Bu arada H.’yi merak eden ve ulaşamayan eşi de otelde olduğunu öğrenerek geliyor. Geldiğinde otoparka bıraktığı arkadaşının arabasına da el koymaya kalkıyorlar. Ancak aracın onların üzerine olmadığını görünce vermek zorunda kalıyorlar.
Daireyi ve bankaya transfer ettikleri parayı yeterli görmeyen holding, senedi de icraya koyuyor. Yetinmeyip bir de H. ye dava açıyor. Yani birden fazla suçu bir arada işliyorlar.
H.’nin hürriyetini tahdit ediyor. İsteği dışında bir odada kilitli tutuyor. Elinden aldıkları telefon ile banka hesabını boşaltıyor. Zorla senet imzalatıyor. Kardeşinin üzerindeki daireyi mesai dışında noter getirtip kendi üzerlerine alıyorlar.
Senet işleme konulunca parayı bankadan yatırmak istiyorlar. Ancak bankadan havale mümkün olmayınca götürüp elden teslim ediyorlar. Fakat, “senet burada yok, sonra veririz” diyerek iade etmedikleri gibi icra takibini de sürdürüyorlar.

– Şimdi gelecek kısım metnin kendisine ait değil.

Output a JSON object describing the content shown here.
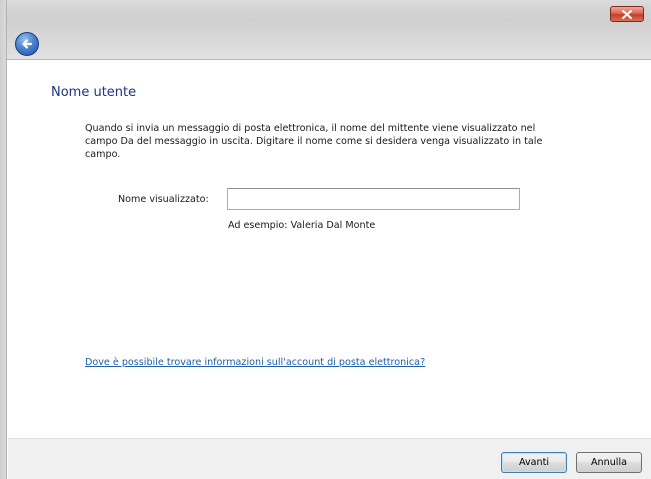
{
  "window": {
    "close_label": "Close"
  },
  "page": {
    "title": "Nome utente",
    "description": "Quando si invia un messaggio di posta elettronica, il nome del mittente viene visualizzato nel campo Da del messaggio in uscita. Digitare il nome come si desidera venga visualizzato in tale campo."
  },
  "form": {
    "display_name_label": "Nome visualizzato:",
    "display_name_value": "",
    "example_text": "Ad esempio: Valeria Dal Monte"
  },
  "help": {
    "link_text": "Dove è possibile trovare informazioni sull'account di posta elettronica?"
  },
  "buttons": {
    "next_label": "Avanti",
    "cancel_label": "Annulla"
  },
  "colors": {
    "title_blue": "#1e3287",
    "link_blue": "#1f5dad",
    "close_red": "#c43f2a"
  }
}
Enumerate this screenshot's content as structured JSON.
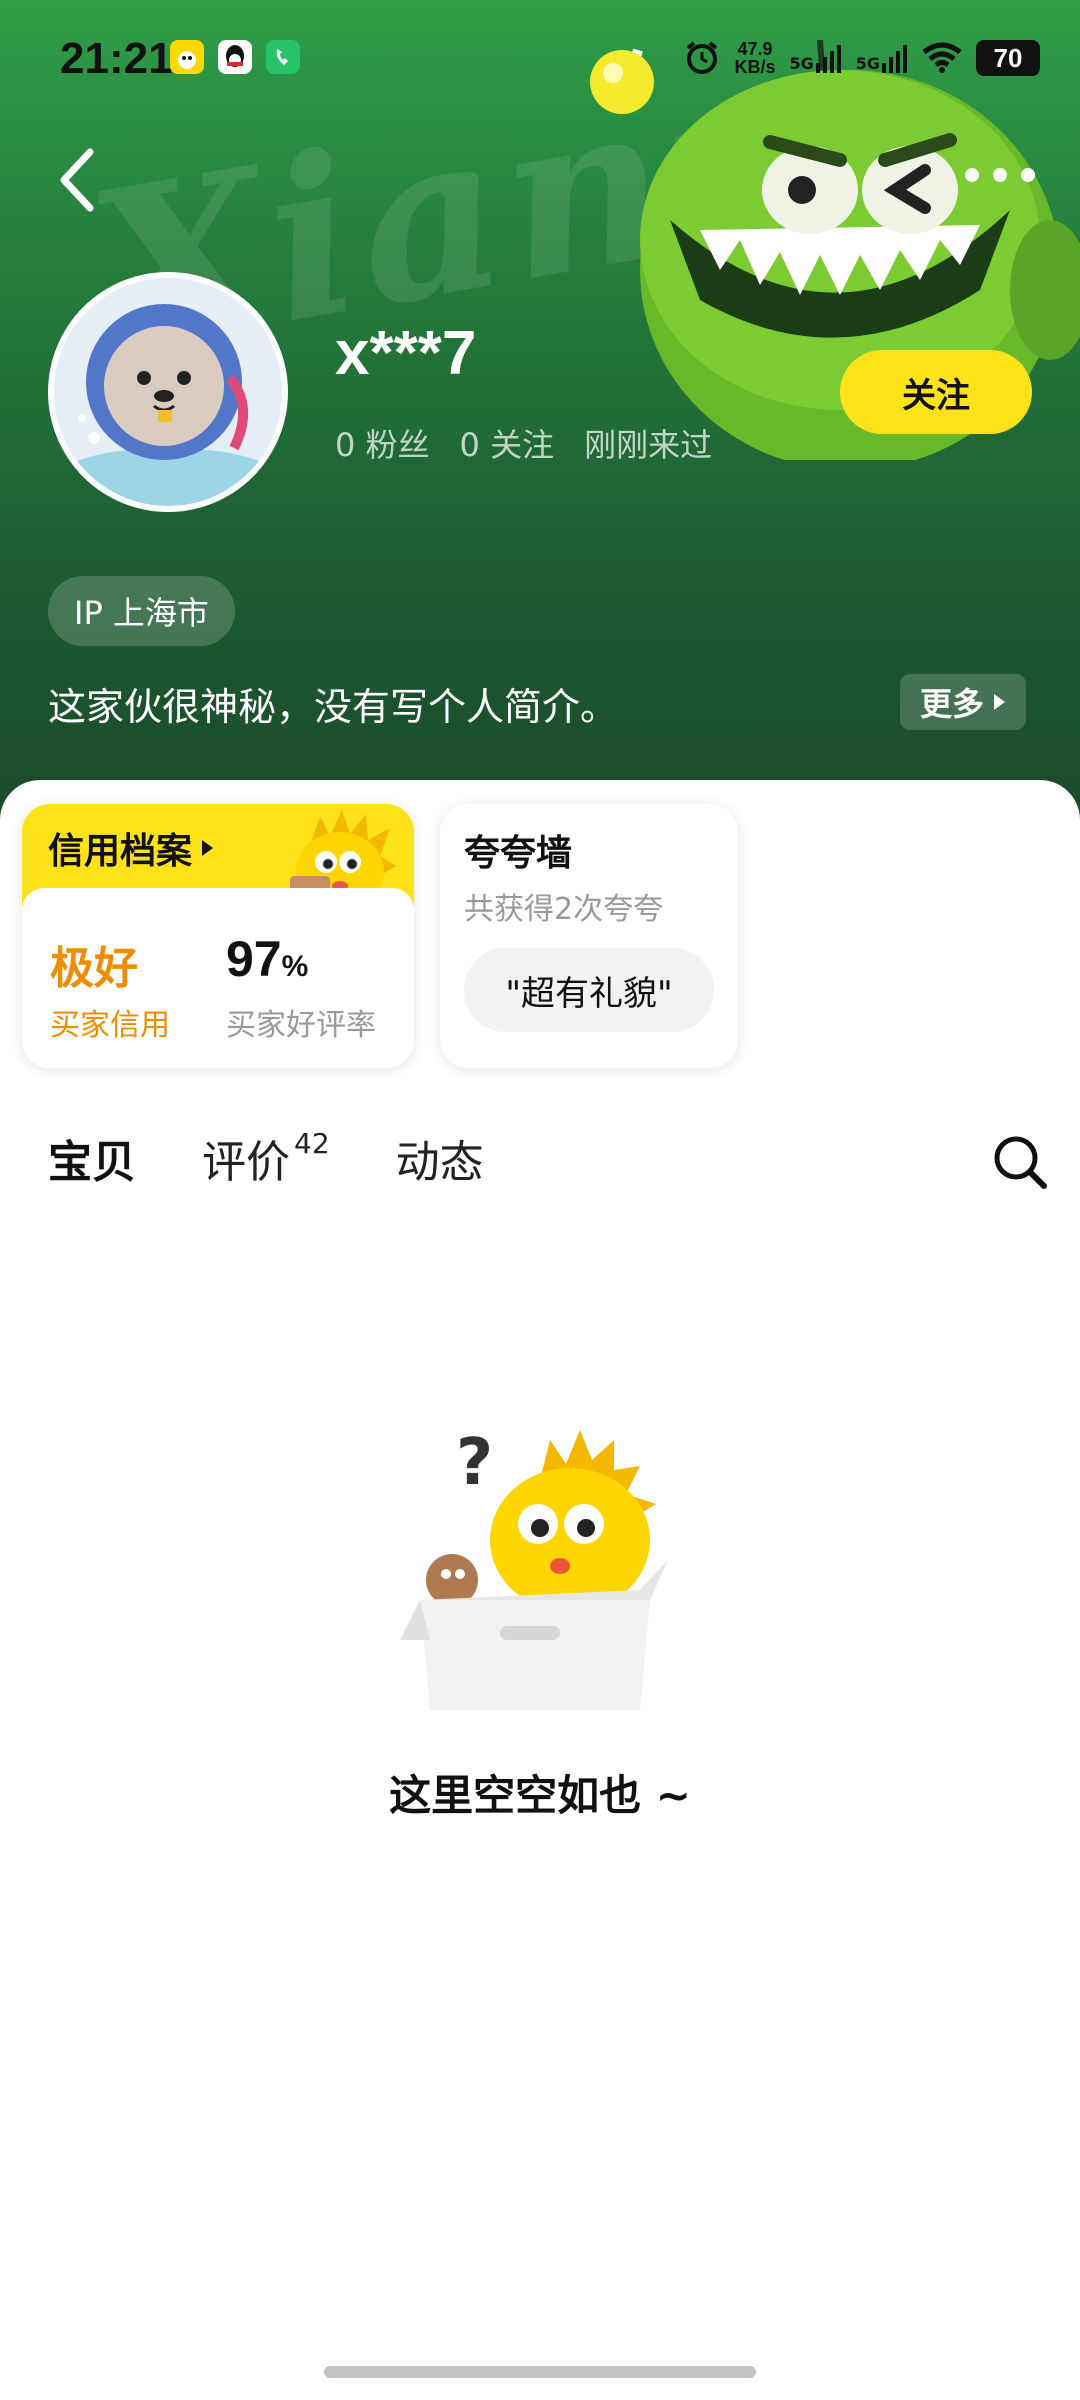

Yani netice olarak H.’yi tüm bilgilere vakıf ama itibarsızlaştırılarak söyleyecekleri şüpheli biçimde oyun dışına itiyorlar.
Şimdi tekrar soruyorum. Bu iddialar yalan mı?
Erhan Akbaş ve holdingin o dönemki genel müdürü, avukat R.S. H.’nin bu mağduriyeti hakkında ne diyecekler?
Elbette H.’nin ahı yerde kalmaz! Ancak savcılığa verdiği dilekçenin “Kovuşturmaya gerek yok” denilerek geri çevrilmesi de tarihe not olarak kalacaktır. Sadece HTS kayıtları araştırılsa doğru olup olmadığı anlaşılabilecek bu olayın Adalet kapısından çevrilmesi gerçekten soru işaretidir.
Zulüm ile abat olunmaz!
Hele ki bizim devletimizde! İnanıyorum ki yetkili makamlar bu konuyu tekrar ele alacak ve gereğini yapacaktır.
Akbaşlar’a gelince…
Cevap gelirse yayınlarız. Gelmezse yeni dosyalarda görüşmek üzere şimdilik bu kadar!
Unutmadan! H. hakkında yazdıklarımız sonrası, tehdit edlirse, herhangi bir biçimde hayatına müdahale edilirse, kısaca ayağı taşa bile takılsa bunun sorumlusu AKBAŞLAR’dır. Bu konunun da takipçisi olacağız.